Eleven of the seventeen attacks occurred in Baghdad, in the city's southern districts, where the majority of the city's Shi'ite residents live.

Other attacks occurred in cities such as Basra and Kut in the south of the country, the region with the country's highest density of Shi'ite Muslims.

One attack, in the Baghdad district of Sadr City, saw a van pull up alongside a queue of day labourers.

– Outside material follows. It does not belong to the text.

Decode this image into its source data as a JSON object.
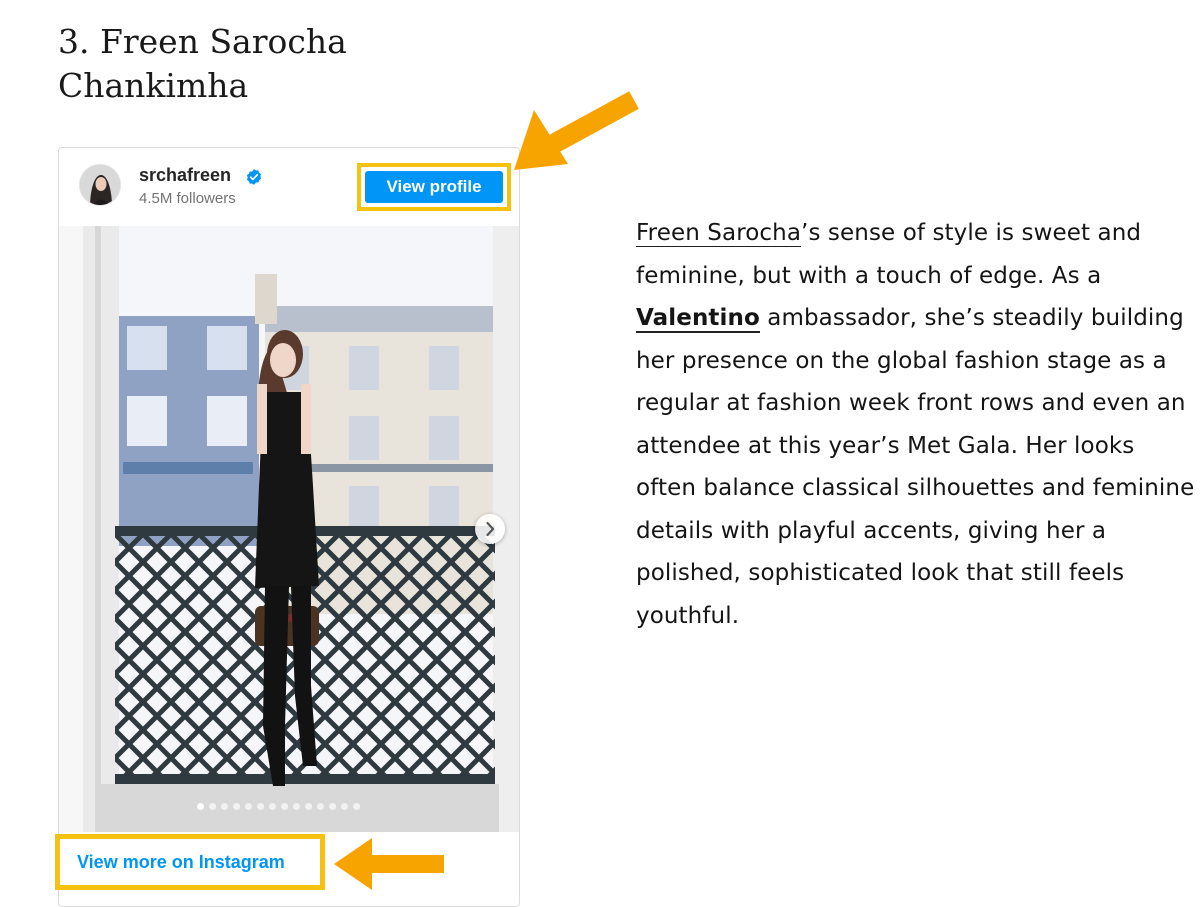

According to witnesses, the driver of the van instructed the workers to take their seats in the vehicle on the pretence of offering work, and instructed them to wait, before disappearing.

Moments later an explosive device in the van was detonated, killing all the passengers and a number of bystanders.

Iraq has already witnessed over four thousand deaths since the beginning of the year, a figure that has already doubled the number of killings in 2012.

Over 800 people have been killed so far during the Islamic holy month of Ramadan.

Attacks by Sunni militant groups on their Shi'ite counterparts are currently at their highest since 2006, when sectarian violence cost thousands of people their lives.

Many blame the rise in religious violence on the influence of the ongoing civil war in neighbouring Syria, which has polarised the country's sectarian population.

This month's sharp increase in violence has raised questions over the Iraqi government's ability to handle insurgency, particularly given last week's attack on Abu Ghraib prison, led by al-Qaeda.

This year is the first since 2006 that has seen an increase in killings on the previous year in Iraq, according to Iraq Body Count, a non-governmental organisation that claims that 120,000 Iraqi civilians have lost their lives due to the violence since the 2003 invasion.

Sunni insurgent groups such as al-Qaeda have begun recruiting from Iraq's sectarian minority, using the resentment towards the country's Shi'ite-dominated government, installed since the fall of Saddam Hussein in 2003.